Filipe Bonito

Arquitecto de formação e fotógrafo por paixão, Filipe Bonito é um ribatejano que aplica técnicas diferentes, onde a dupla exposição das suas fotografias analógicas faz o mundo e cidade parecer um local encantado.

Explica-me lá a tua capa, mas não me faças um discurso!
A fotografia da capa é um ensaio para um projecto que estou a desenvolver chamado “a cidade não é uma árvore” onde fotografo “coisa” que fazem Lisboa ser o que é. As múltiplas exposições são um tema que me interessa baste, existe um grande grau de aleatoriedade da imagem final que torna o resultado em algo mágico, este resultado é mais do que o mero somatório das partes.

De onde vens, quem és e para onde vais (mesmo que não bebas Nicola)?
Sou arquitecto e a fotografia sempre esteve presente na minha vida, nasci numa família de fotógrafos e desde cedo que me habituei a “brincar” com câmaras, rolos, químicas, flashes, etc.
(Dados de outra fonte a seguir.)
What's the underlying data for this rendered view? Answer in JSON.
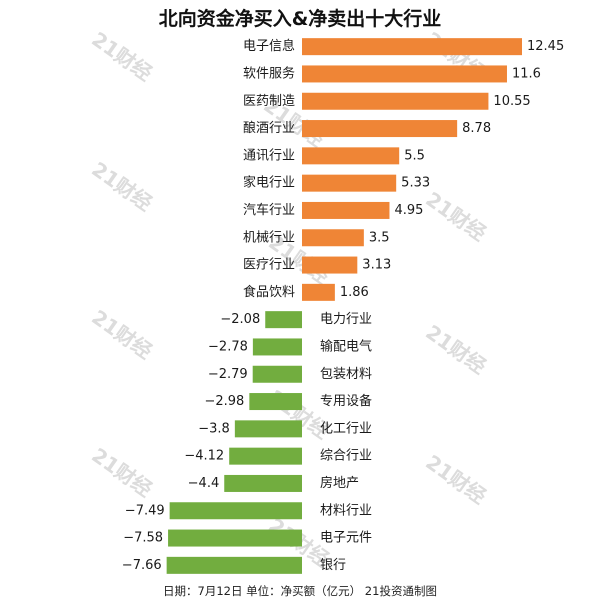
{
  "title": "北向资金净买入&净卖出十大行业",
  "footer": "日期：7月12日 单位：净买额（亿元） 21投资通制图",
  "watermark": "21财经",
  "chart_data": {
    "type": "bar",
    "orientation": "horizontal",
    "title": "北向资金净买入&净卖出十大行业",
    "categories": [
      "电子信息",
      "软件服务",
      "医药制造",
      "酿酒行业",
      "通讯行业",
      "家电行业",
      "汽车行业",
      "机械行业",
      "医疗行业",
      "食品饮料",
      "电力行业",
      "输配电气",
      "包装材料",
      "专用设备",
      "化工行业",
      "综合行业",
      "房地产",
      "材料行业",
      "电子元件",
      "银行"
    ],
    "values": [
      12.45,
      11.6,
      10.55,
      8.78,
      5.5,
      5.33,
      4.95,
      3.5,
      3.13,
      1.86,
      -2.08,
      -2.78,
      -2.79,
      -2.98,
      -3.8,
      -4.12,
      -4.4,
      -7.49,
      -7.58,
      -7.66
    ],
    "value_labels": [
      "12.45",
      "11.6",
      "10.55",
      "8.78",
      "5.5",
      "5.33",
      "4.95",
      "3.5",
      "3.13",
      "1.86",
      "−2.08",
      "−2.78",
      "−2.79",
      "−2.98",
      "−3.8",
      "−4.12",
      "−4.4",
      "−7.49",
      "−7.58",
      "−7.66"
    ],
    "colors": {
      "positive": "#ef8536",
      "negative": "#72ad3f"
    },
    "xlim": [
      -7.66,
      12.45
    ],
    "grid": false,
    "legend": "none"
  }
}
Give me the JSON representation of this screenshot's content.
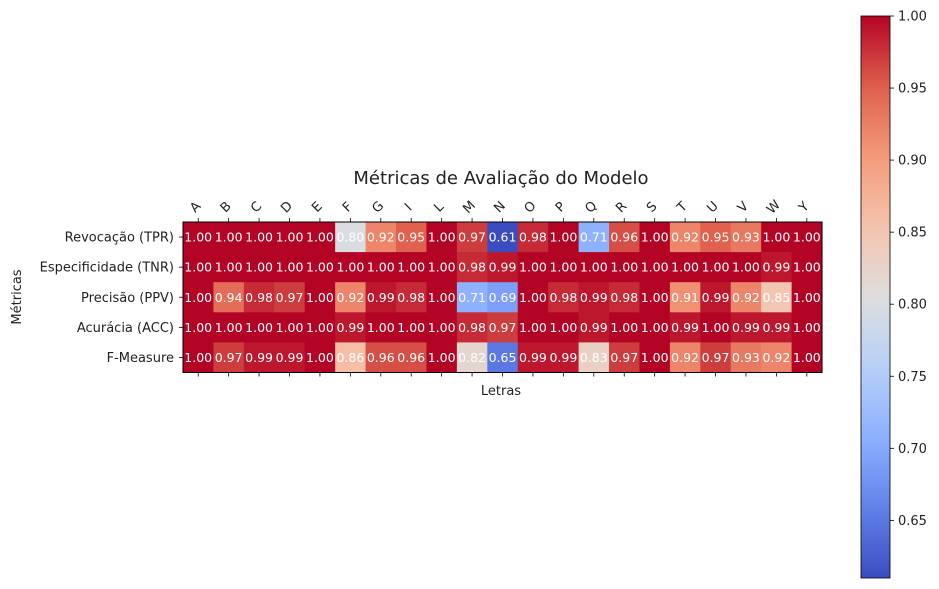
{
  "chart_data": {
    "type": "heatmap",
    "title": "Métricas de Avaliação do Modelo",
    "xlabel": "Letras",
    "ylabel": "Métricas",
    "x_categories": [
      "A",
      "B",
      "C",
      "D",
      "E",
      "F",
      "G",
      "I",
      "L",
      "M",
      "N",
      "O",
      "P",
      "Q",
      "R",
      "S",
      "T",
      "U",
      "V",
      "W",
      "Y"
    ],
    "y_categories": [
      "Revocação (TPR)",
      "Especificidade (TNR)",
      "Precisão (PPV)",
      "Acurácia (ACC)",
      "F-Measure"
    ],
    "values": [
      [
        1.0,
        1.0,
        1.0,
        1.0,
        1.0,
        0.8,
        0.92,
        0.95,
        1.0,
        0.97,
        0.61,
        0.98,
        1.0,
        0.71,
        0.96,
        1.0,
        0.92,
        0.95,
        0.93,
        1.0,
        1.0
      ],
      [
        1.0,
        1.0,
        1.0,
        1.0,
        1.0,
        1.0,
        1.0,
        1.0,
        1.0,
        0.98,
        0.99,
        1.0,
        1.0,
        1.0,
        1.0,
        1.0,
        1.0,
        1.0,
        1.0,
        0.99,
        1.0
      ],
      [
        1.0,
        0.94,
        0.98,
        0.97,
        1.0,
        0.92,
        0.99,
        0.98,
        1.0,
        0.71,
        0.69,
        1.0,
        0.98,
        0.99,
        0.98,
        1.0,
        0.91,
        0.99,
        0.92,
        0.85,
        1.0
      ],
      [
        1.0,
        1.0,
        1.0,
        1.0,
        1.0,
        0.99,
        1.0,
        1.0,
        1.0,
        0.98,
        0.97,
        1.0,
        1.0,
        0.99,
        1.0,
        1.0,
        0.99,
        1.0,
        0.99,
        0.99,
        1.0
      ],
      [
        1.0,
        0.97,
        0.99,
        0.99,
        1.0,
        0.86,
        0.96,
        0.96,
        1.0,
        0.82,
        0.65,
        0.99,
        0.99,
        0.83,
        0.97,
        1.0,
        0.92,
        0.97,
        0.93,
        0.92,
        1.0
      ]
    ],
    "colormap": "coolwarm",
    "vmin": 0.61,
    "vmax": 1.0,
    "colorbar_ticks": [
      "0.65",
      "0.70",
      "0.75",
      "0.80",
      "0.85",
      "0.90",
      "0.95",
      "1.00"
    ]
  }
}
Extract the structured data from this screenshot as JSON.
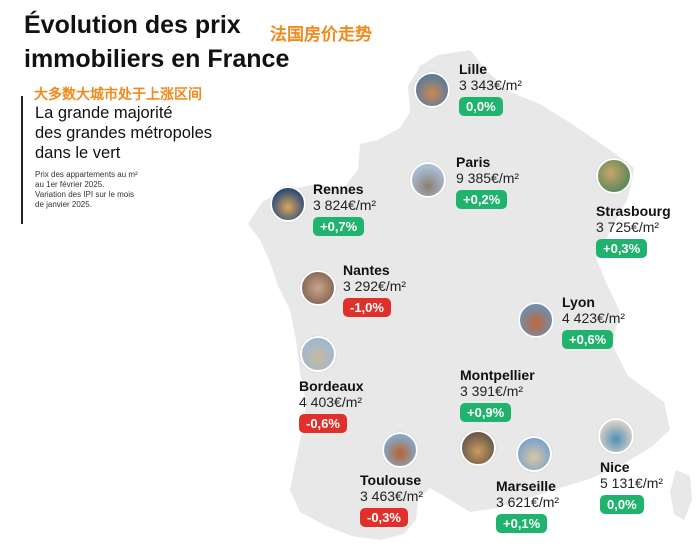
{
  "title": "Évolution des prix\nimmobiliers en France",
  "title_cn": "法国房价走势",
  "subtitle_cn": "大多数大城市处于上涨区间",
  "subtitle": "La grande majorité\ndes grandes métropoles\ndans le vert",
  "note": "Prix des appartements au m²\nau 1er février 2025.\nVariation des IPI sur le mois\nde janvier 2025.",
  "colors": {
    "map": "#e8e8e8",
    "up": "#1fb36e",
    "down": "#e0302c",
    "accent_cn": "#f08a1c"
  },
  "cities": [
    {
      "id": "lille",
      "name": "Lille",
      "price": "3 343€/m²",
      "change": "0,0%",
      "trend": "up"
    },
    {
      "id": "paris",
      "name": "Paris",
      "price": "9 385€/m²",
      "change": "+0,2%",
      "trend": "up"
    },
    {
      "id": "strasbourg",
      "name": "Strasbourg",
      "price": "3 725€/m²",
      "change": "+0,3%",
      "trend": "up"
    },
    {
      "id": "rennes",
      "name": "Rennes",
      "price": "3 824€/m²",
      "change": "+0,7%",
      "trend": "up"
    },
    {
      "id": "nantes",
      "name": "Nantes",
      "price": "3 292€/m²",
      "change": "-1,0%",
      "trend": "down"
    },
    {
      "id": "lyon",
      "name": "Lyon",
      "price": "4 423€/m²",
      "change": "+0,6%",
      "trend": "up"
    },
    {
      "id": "bordeaux",
      "name": "Bordeaux",
      "price": "4 403€/m²",
      "change": "-0,6%",
      "trend": "down"
    },
    {
      "id": "montpellier",
      "name": "Montpellier",
      "price": "3 391€/m²",
      "change": "+0,9%",
      "trend": "up"
    },
    {
      "id": "toulouse",
      "name": "Toulouse",
      "price": "3 463€/m²",
      "change": "-0,3%",
      "trend": "down"
    },
    {
      "id": "marseille",
      "name": "Marseille",
      "price": "3 621€/m²",
      "change": "+0,1%",
      "trend": "up"
    },
    {
      "id": "nice",
      "name": "Nice",
      "price": "5 131€/m²",
      "change": "0,0%",
      "trend": "up"
    }
  ]
}
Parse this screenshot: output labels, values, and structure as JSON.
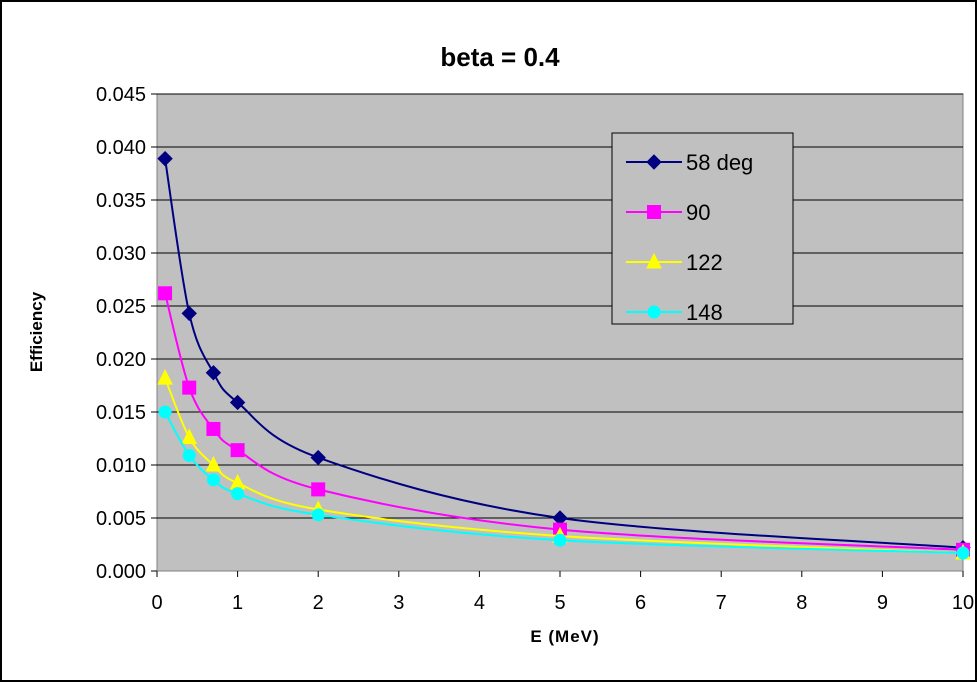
{
  "chart_data": {
    "type": "line",
    "title": "beta = 0.4",
    "xlabel": "E (MeV)",
    "ylabel": "Efficiency",
    "xlim": [
      0,
      10
    ],
    "ylim": [
      0,
      0.045
    ],
    "x_ticks": [
      "0",
      "1",
      "2",
      "3",
      "4",
      "5",
      "6",
      "7",
      "8",
      "9",
      "10"
    ],
    "y_ticks": [
      "0.000",
      "0.005",
      "0.010",
      "0.015",
      "0.020",
      "0.025",
      "0.030",
      "0.035",
      "0.040",
      "0.045"
    ],
    "grid": "horizontal",
    "legend_position": "top-right",
    "x": [
      0.1,
      0.4,
      0.7,
      1,
      2,
      5,
      10
    ],
    "series": [
      {
        "name": "58 deg",
        "color": "#000080",
        "marker": "diamond",
        "values": [
          0.0389,
          0.0243,
          0.0187,
          0.0159,
          0.0107,
          0.005,
          0.0022
        ]
      },
      {
        "name": "90",
        "color": "#FF00FF",
        "marker": "square",
        "values": [
          0.0262,
          0.0173,
          0.0134,
          0.0114,
          0.0077,
          0.0039,
          0.002
        ]
      },
      {
        "name": "122",
        "color": "#FFFF00",
        "marker": "triangle",
        "values": [
          0.0182,
          0.0126,
          0.01,
          0.0083,
          0.0058,
          0.0033,
          0.0017
        ]
      },
      {
        "name": "148",
        "color": "#00FFFF",
        "marker": "circle",
        "values": [
          0.015,
          0.0109,
          0.0086,
          0.0073,
          0.0053,
          0.0029,
          0.0017
        ]
      }
    ],
    "plot_background": "#C0C0C0"
  }
}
Esse gosto nunca desapareceu, continuo fiel à fotografia analógica e acho que é uma coisa que não vai passar.

O que é que em Lisboa mais te inspira para o teu trabalho?
O que acho mais interessante e inspirador em Lisboa é a sua heterogeneidade, não é uma cidade monocórdica, não há apenas um “tema”, há vários cruzamentos, vários cenários, várias estórias…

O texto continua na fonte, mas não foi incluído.